Like Maggie in It’s A Wonderfully Sexy Life, I’m finding more and more that what I really want for Christmas or any other holiday doesn’t come inside a store box, no matter how exquisite the wrapping.

What was the best holiday gift you ever received? What was the worst? Or, if you’re so inclined to share, what is the gift for which you secretly or not so secretly yearn, the one you’ve never gotten, at least not yet?

Whatever holiday you celebrate during the winter months, I hope it’s joyous and filled with myriad reminders of the true magic of the season…

Hope

Welcome

Welcome to the launch of my new and first-ever blog. It’s been a year of “firsts” for me personally and professionally. Per the latter, It’s A Wonderfully Sexy Life is my a) first ever contemporary, b) first ever Harlequin, c) first ever paranormal and d) first ever Christmas book.

And I’ve just finished my second paranormal for Harlequin’s Extreme Blaze line. The Haunting will hit bookstores, both brick-and-mortar as well as online, this April 2007. The book begins with my heroine, Dr. Maggie Holliday, discovering a 150-year-old diary buried behind some loose wallboard in the attic of her newly purchased historic home in the Fredericksburg, VA historic district where I’ve made my home coming on six years now.

Having just moved from an historic home that (amazingly!) resembles my heroine’s Victorian dream house, I’ve been struck by all the miscellaneous “stuff” you discover when you’re ramping up to pack. I’d always seen myself as a neat nick but the whole house purge in preparation for packing indicated otherwise. In The Haunting, Maggie finds the diary, which happens to have been penned by her previous Civil War era incarnation, Isabel Earnshaw.

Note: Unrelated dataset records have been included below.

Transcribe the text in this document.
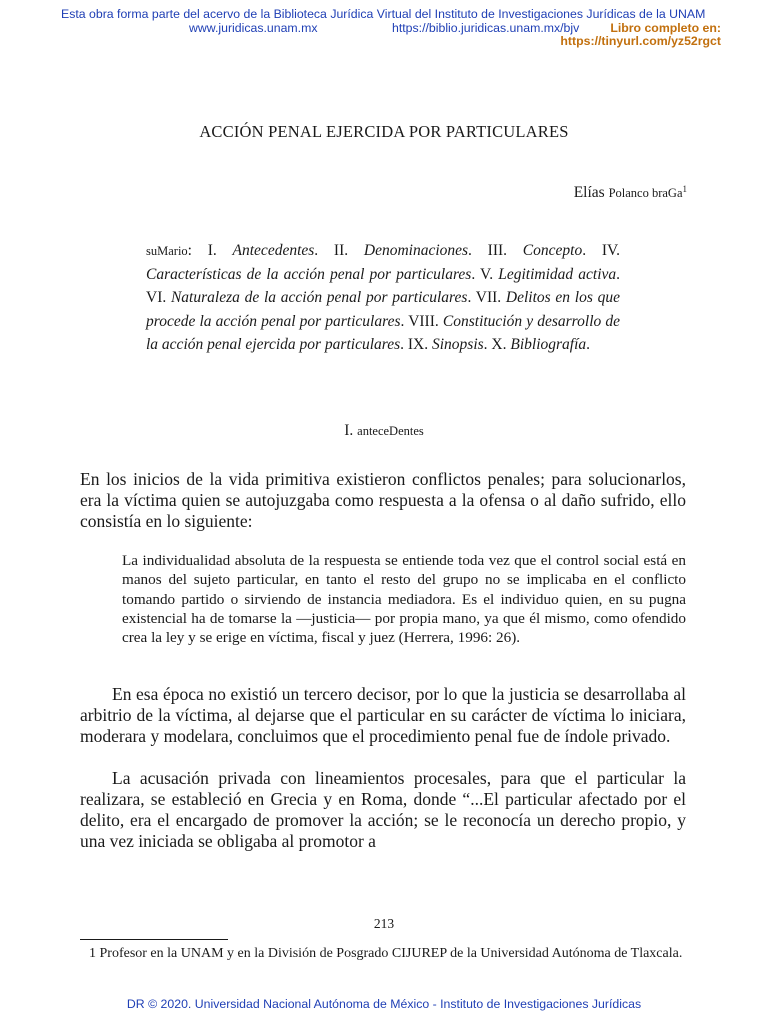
Esta obra forma parte del acervo de la Biblioteca Jurídica Virtual del Instituto de Investigaciones Jurídicas de la UNAM
www.juridicas.unam.mx	https://biblio.juridicas.unam.mx/bjv	Libro completo en:
https://tinyurl.com/yz52rgct
ACCIÓN PENAL EJERCIDA POR PARTICULARES
Elías Polanco braGa$^1$
suMario: I. Antecedentes. II. Denominaciones. III. Concepto. IV. Características de la acción penal por particulares. V. Legitimidad activa. VI. Naturaleza de la acción penal por particulares. VII. Delitos en los que procede la acción penal por particulares. VIII. Constitución y desarrollo de la acción penal ejercida por particulares. IX. Sinopsis. X. Bibliografía.
I. anteceDentes
En los inicios de la vida primitiva existieron conflictos penales; para solucionarlos, era la víctima quien se autojuzgaba como respuesta a la ofensa o al daño sufrido, ello consistía en lo siguiente:
La individualidad absoluta de la respuesta se entiende toda vez que el control social está en manos del sujeto particular, en tanto el resto del grupo no se implicaba en el conflicto tomando partido o sirviendo de instancia mediadora. Es el individuo quien, en su pugna existencial ha de tomarse la —justicia— por propia mano, ya que él mismo, como ofendido crea la ley y se erige en víctima, fiscal y juez (Herrera, 1996: 26).
En esa época no existió un tercero decisor, por lo que la justicia se desarrollaba al arbitrio de la víctima, al dejarse que el particular en su carácter de víctima lo iniciara, moderara y modelara, concluimos que el procedimiento penal fue de índole privado.
La acusación privada con lineamientos procesales, para que el particular la realizara, se estableció en Grecia y en Roma, donde “...El particular afectado por el delito, era el encargado de promover la acción; se le reconocía un derecho propio, y una vez iniciada se obligaba al promotor a
213
1 Profesor en la UNAM y en la División de Posgrado CIJUREP de la Universidad Autónoma de Tlaxcala.
DR © 2020. Universidad Nacional Autónoma de México - Instituto de Investigaciones Jurídicas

What hidden treasures (or terrors) have you found when ramping up for a move? Maggie’s move from the Washington, DC area to Fredericksburg, VA went considerably more smoothly than mine did. What was your worst ever absolute nightmare move? Or, on the perkier side, what the best move you ever made and why?

Whether we get there by the short, smooth easy road or the long, prickly bramble-riddled one, it’s my personal belief that we’re all always exactly where we’re meant to be.